Enquanto Marco se dirigia ao armazém abandonado, confiante em sua vitória, Sofia e seus aliados se posicionavam nas sombras. O plano era simples: atraí-lo para o local, isolá-lo e, em seguida, expor suas operações ilegais. Isabella, em sua mansão, aguardava ansiosamente as notícias, o coração dividido entre o medo e a esperança de um futuro sem as sombras de Marco.
Marco chegou ao armazém. O local estava escuro, silencioso. Ele desceu do carro, acompanhado por alguns de seus homens mais leais. O ar estava pesado, carregado de uma expectativa estranha. Ele sentiu um arrepio, um pressentimento, mas o descartou como nervosismo.
De repente, as luzes se acenderam, revelando dezenas de homens armados. E no centro de tudo, estava Sofia, com um sorriso triunfante no rosto.
“Olá, Marco”, ela disse, a voz ecoando no vasto espaço. “Que surpresa te ver aqui. Ou devo dizer… que esperada surpresa?”
Marco ficou paralisado por um instante, a incredulidade tomando conta dele. Ele reconheceu alguns dos rostos ao redor de Sofia, rostos de pessoas que ele havia traído, arruinado.
“Sofia… você está viva?”, ele gaguejou, a voz rouca.
“Surpreso, Marco? Eu também fiquei surpresa quando descobri que você fingiu a minha morte para consolidar o seu poder”, ela disse, dando um passo à frente. “Você pensou que podia enganar a todos para sempre? Você pensou que podia ter tudo?”
A confusão deu lugar à raiva nos olhos de Marco. Ele sacou sua arma. “Você não pode fazer isso, Sofia. Eu sou o dono de tudo.”
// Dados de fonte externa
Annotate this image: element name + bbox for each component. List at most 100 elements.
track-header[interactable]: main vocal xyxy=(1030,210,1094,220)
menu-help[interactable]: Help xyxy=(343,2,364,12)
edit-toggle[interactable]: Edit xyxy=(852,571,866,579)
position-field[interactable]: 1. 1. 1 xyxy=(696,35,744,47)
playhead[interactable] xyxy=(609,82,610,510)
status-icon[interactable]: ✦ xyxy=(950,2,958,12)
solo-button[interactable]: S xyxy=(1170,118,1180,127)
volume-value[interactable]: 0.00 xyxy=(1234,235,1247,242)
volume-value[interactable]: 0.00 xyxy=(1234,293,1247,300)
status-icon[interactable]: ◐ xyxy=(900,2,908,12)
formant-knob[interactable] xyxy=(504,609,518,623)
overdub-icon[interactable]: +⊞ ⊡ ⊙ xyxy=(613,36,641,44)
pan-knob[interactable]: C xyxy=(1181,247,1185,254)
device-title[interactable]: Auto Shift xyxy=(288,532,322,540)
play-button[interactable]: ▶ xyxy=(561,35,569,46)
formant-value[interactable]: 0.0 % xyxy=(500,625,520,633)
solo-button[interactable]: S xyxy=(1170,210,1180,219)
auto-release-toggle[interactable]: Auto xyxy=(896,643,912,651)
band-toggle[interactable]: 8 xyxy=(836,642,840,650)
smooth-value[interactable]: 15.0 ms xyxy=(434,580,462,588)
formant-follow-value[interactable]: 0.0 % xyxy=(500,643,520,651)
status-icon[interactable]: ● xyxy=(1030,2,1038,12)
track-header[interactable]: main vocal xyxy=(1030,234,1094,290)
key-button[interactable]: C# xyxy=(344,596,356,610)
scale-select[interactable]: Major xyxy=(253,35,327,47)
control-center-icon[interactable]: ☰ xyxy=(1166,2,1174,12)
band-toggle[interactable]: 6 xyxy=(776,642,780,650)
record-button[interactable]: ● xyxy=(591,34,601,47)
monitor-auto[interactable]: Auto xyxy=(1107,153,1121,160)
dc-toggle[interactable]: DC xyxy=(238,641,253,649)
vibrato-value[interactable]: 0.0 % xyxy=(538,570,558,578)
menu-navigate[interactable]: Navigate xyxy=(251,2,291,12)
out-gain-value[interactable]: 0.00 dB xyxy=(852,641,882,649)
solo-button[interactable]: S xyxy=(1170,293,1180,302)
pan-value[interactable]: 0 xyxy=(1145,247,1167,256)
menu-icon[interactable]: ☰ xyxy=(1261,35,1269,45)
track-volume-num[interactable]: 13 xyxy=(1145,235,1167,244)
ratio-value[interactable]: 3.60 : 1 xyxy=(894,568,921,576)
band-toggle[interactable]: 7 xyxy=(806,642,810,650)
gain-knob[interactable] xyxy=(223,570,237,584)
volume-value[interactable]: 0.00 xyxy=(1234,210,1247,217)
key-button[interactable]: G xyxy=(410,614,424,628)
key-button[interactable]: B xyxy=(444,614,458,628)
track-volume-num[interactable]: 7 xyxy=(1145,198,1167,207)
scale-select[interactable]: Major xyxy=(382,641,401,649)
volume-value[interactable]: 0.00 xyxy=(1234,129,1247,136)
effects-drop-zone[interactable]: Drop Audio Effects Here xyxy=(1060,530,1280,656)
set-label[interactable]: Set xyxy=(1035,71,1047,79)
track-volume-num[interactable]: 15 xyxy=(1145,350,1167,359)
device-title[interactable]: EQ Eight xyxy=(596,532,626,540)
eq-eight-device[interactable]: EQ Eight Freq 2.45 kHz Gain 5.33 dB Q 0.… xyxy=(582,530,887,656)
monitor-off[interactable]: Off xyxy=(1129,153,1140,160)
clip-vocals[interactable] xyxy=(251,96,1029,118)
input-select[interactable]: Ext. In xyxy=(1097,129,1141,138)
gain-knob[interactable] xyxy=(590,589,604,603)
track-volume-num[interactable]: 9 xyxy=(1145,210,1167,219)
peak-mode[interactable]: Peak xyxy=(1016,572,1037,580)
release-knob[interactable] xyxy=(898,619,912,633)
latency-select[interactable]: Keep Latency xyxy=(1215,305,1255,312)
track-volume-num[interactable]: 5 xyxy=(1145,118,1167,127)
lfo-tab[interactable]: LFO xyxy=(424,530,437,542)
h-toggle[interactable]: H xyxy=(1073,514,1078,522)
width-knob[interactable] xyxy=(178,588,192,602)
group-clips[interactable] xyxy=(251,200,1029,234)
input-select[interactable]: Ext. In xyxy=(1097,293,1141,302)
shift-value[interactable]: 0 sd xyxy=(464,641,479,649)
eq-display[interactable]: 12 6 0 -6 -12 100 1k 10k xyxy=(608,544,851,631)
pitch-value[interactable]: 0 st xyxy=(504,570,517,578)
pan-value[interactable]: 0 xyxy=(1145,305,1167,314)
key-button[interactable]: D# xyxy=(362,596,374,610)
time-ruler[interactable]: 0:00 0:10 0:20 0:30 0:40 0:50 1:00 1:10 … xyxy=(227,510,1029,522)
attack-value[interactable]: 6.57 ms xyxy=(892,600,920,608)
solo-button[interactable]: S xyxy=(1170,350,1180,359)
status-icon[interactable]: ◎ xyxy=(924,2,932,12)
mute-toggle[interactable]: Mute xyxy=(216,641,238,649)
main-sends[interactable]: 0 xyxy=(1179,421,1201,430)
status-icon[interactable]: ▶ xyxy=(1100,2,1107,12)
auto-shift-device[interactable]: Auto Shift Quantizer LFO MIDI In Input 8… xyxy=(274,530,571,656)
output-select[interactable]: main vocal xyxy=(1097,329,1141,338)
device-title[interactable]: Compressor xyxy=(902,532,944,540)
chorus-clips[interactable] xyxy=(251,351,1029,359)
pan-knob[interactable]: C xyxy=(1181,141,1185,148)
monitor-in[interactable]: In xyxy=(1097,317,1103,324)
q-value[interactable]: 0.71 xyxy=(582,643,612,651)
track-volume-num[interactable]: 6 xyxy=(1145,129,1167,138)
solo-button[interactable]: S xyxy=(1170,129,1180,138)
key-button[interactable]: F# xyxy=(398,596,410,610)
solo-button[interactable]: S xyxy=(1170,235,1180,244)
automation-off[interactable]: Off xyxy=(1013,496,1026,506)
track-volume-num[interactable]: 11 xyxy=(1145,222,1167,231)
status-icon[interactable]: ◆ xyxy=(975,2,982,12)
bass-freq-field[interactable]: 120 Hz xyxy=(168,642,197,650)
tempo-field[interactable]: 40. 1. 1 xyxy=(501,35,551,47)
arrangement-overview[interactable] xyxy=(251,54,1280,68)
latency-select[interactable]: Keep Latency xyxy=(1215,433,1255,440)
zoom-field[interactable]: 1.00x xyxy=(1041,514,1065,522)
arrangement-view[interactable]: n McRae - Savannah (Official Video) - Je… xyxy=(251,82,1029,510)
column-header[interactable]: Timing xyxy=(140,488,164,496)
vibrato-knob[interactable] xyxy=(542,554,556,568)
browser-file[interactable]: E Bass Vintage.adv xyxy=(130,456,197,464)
“Não mais”, Sofia respondeu calmamente. “O seu tempo acabou, Marco. Você cometeu muitos erros. E o pior deles foi subestimar as pessoas que você prejudicou. E o pior de todos os erros, foi subestimar sua própria irmã.”
Nesse momento, sirenes começaram a soar ao longe. A polícia, alertada por Sofia com informações anônimas sobre o tráfico de armas, cercava o armazém. Marco olhou em volta, desesperado. Ele estava encurralado.
“Isabella… foi você, não foi?”, ele rosnou, virando-se para a direção de onde Isabella deveria estar. Mas ela não estava lá. Ela estava na mansão, observando tudo de longe, sabendo que seu pacto sombrio com Marco estava chegando ao fim.
A vingança de Sofia estava apenas começando. E Isabella, finalmente livre das garras de Marco, sentia um alívio misturado com a apreensão do que estava por vir. O jogo de poder havia mudado, e as cartas, pela primeira vez, estavam em suas mãos.